5.4.2 Automatic Search Implementation
Lucene's BBQ implementation automatically performs:
- HNSW graph traversal using binary quantized vectors for fast candidate retrieval
- Final scoring using original FP32 vectors from rawVectorDelegate for precision
5.4.3 Query Parameter Usage
Users control BBQ rescoring through existing query structure:
{
"query": {
"knn": {
"my_vector1": {
"vector": [0.1, 0.2, 0.3],
"k": 10,
"rescore": {
"oversample_factor": 3.0
}
}
}
}
}
- Rescoring needs to happen through oversampling_factor parameter.

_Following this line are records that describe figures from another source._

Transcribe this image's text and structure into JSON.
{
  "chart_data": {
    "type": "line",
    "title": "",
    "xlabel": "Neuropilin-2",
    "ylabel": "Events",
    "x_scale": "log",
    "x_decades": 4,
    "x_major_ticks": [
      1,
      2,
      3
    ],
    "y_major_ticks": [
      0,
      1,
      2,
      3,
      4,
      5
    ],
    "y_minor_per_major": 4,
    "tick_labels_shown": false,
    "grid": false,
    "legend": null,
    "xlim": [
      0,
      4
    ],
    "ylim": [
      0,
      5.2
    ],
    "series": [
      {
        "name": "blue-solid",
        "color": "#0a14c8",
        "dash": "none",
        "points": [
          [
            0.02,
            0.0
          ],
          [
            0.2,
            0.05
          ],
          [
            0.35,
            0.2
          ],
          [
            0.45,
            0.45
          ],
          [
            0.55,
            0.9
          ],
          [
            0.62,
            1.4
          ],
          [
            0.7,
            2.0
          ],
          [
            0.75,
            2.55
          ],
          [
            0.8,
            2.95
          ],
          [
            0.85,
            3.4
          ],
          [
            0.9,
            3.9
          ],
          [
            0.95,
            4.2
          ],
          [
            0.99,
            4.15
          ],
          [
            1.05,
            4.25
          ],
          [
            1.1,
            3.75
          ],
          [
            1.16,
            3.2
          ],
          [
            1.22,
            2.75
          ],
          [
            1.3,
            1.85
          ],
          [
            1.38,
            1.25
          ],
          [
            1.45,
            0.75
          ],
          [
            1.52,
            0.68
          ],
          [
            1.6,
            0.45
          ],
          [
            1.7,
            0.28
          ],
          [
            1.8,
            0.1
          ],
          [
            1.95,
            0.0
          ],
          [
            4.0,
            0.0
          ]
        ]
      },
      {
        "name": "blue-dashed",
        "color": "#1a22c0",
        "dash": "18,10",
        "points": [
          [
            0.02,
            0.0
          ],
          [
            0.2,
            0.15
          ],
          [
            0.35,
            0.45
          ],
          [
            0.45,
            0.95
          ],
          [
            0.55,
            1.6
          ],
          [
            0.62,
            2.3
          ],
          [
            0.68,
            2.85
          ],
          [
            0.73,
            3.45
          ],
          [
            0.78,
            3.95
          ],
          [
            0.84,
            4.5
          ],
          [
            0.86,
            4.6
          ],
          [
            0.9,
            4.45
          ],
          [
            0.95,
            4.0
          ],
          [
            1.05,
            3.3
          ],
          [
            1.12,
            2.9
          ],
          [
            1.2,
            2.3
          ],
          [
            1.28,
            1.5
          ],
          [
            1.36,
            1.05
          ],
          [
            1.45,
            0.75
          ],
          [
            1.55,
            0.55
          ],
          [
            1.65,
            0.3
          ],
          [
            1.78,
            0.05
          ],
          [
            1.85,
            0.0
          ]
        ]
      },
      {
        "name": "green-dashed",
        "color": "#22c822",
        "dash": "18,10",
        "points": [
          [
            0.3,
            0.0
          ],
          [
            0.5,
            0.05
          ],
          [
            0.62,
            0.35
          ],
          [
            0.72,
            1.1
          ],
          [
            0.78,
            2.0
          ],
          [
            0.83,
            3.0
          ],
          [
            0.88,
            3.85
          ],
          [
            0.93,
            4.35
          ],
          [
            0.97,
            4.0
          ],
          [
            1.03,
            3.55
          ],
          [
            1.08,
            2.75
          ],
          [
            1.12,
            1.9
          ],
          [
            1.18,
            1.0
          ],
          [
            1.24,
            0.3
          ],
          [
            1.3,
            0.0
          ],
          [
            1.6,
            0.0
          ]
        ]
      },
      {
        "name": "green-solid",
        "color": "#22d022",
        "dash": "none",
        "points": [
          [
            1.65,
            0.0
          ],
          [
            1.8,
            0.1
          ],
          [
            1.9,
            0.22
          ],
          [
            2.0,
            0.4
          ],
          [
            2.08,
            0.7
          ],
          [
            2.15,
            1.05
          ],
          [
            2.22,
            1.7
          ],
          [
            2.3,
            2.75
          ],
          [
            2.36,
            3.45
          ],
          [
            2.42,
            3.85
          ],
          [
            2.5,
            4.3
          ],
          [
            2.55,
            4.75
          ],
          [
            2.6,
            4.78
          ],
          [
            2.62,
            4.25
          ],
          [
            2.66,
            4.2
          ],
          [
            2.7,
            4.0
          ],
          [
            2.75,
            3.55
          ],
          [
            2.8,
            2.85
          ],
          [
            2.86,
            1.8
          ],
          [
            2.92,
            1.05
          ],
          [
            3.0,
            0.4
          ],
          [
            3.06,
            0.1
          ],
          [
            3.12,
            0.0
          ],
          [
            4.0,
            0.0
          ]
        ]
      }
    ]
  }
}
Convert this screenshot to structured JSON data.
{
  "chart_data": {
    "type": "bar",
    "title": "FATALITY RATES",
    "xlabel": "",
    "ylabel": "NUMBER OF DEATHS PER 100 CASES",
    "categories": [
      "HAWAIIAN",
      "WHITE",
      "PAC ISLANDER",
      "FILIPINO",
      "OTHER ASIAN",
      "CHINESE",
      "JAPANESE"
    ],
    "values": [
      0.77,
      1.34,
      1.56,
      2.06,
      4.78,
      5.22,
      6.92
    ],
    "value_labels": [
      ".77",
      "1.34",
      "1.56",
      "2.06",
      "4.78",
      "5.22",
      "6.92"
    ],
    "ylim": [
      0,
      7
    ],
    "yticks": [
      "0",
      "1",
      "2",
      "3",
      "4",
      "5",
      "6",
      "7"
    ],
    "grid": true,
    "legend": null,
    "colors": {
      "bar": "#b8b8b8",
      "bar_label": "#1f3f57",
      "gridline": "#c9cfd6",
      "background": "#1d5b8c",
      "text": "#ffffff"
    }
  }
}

- Scalar quantization by default sets a compression level of 4x. This compression level is not configured with BBQ, so instead a user must pass an oversample factor by query to handle these differences
- Unlike Faiss, Lucene mmaps the index, which allows search without fully loading the entire index into memory
- The segment size is larger because we store the .veb file in addition to the .vemb file, which contains extra information
5.4.4 Built-in Performance Optimizations
Lucene's BBQ format automatically provides:
- Selective Vector Access: Only loads FP32 vectors when needed for final scoring
- Memory Efficiency: Leverages dual storage architecture to minimize memory usage
- Optimized Scoring: Uses corrective terms and binary representations for efficient similarity computation
6. Benchmarking
Config
Config Item | Sift-128 | Cohere-768-1M |
---|---|---|
Nodes | 1 | 1 |
Primary Shards | 1 | 1 |
Replica Shards | 1 | 1 |
ef_construction | 100 | 100 |
ef_search | 100 | 100 |
m | 16 | 16 |
space type | l2 | l2 |
Metrics
Metric | Task | Sift Dataset, Lucene BBQ | Sift Dataset, FaissBQ | Cohere-768-1M, Lucene BBQ | Cohere-768-1M, Faiss BQ | Unit |
---|---|---|---|---|---|---|
Mean recall@100 | prod-queries | 0.32 | 0.18 | 0.63 | 0.3 | |
Mean Throughput | custom-vector-bulk | 6310.84 | 9569.38 | 3011.83 | 3112.96 | docs/s |
Median Throughput | custom-vector-bulk | 6226.56 | 9582.13 | 3065.34 | 3152.94 | docs/s |
Mean Throughput | prod-queries | 1.82 | 1.61 | 1.66 | 1.69 | ops/s |
Median Throughput | prod-queries | 1.82 | 1.61 | 1.66 | 1.69 | ops/s |
50th percentile service time | prod-queries | 5.69515 | 5.71014 | 5.88795 | 5.58729 | ms |
90th percentile service time | prod-queries | 8.88647 | 7.59109 | 7.74107 | 6.48138 | ms |
99th percentile service time | prod-queries | 18.26953 | 17.57099 | 19.85139 | 17.39427 | ms |
Dataset: Cohere-10M
Metric | Task | No Oversample | Oversample Factor 1 | Oversample Factor 1.5 | Oversample Factor 2 | Oversample Factor 2.5 | Oversample Factor 3 | Oversample Factor 3.5 | Oversample Factor 4 | Oversample Factor 4.5 | Oversample Factor 5 | Unit |
---|---|---|---|---|---|---|---|---|---|---|---|---|
Translog size | 0.00108 | 0.00036 | 8.20E-07 | 0.00036 | 8.20E-07 | 0.00072 | 0.00036 | 0.00108 | 0.00072 | 0.00108 | GB | |
Mean Throughput | prod-queries | 181 | 169.54 | 152.16 | 138.07 | 125.6 | 115.96 | 107.24 | 100.06 | 93.94 | 88.6 | ops/s |
Median Throughput | prod-queries | 181.35 | 170.12 | 152.33 | 138.36 | 125.87 | 116.11 | 107.39 | 100.28 | 94.16 | 88.78 | ops/s |
50th percentile latency, 50th percentile service time | prod-queries | 3.33675 | 3.67427 | 4.42162 | 5.10511 | 5.81401 | 6.49634 | 7.18395 | 7.81621 | 8.47487 | 9.09765 | ms |
Mean recall@k | prod-queries | 0.62 | 0.87 | 0.9 | 0.92 | 0.94 | 0.95 | 0.95 | 0.96 | 0.96 | 0.97 | |
Mean recall@1 | prod-queries | 0.57 | 0.94 | 0.96 | 0.96 | 0.97 | 0.98 | 0.98 | 0.98 | 0.98 | 0.98 |
Without any oversampling, there is a definite recall improvement when using BBQ as opposed to the existing Faiss binary quantization, with minor affects on latency and throughput. With rescoring enabled, BBQ has significant recall improvement, reaching recall > 0.95 with oversample factors above 3.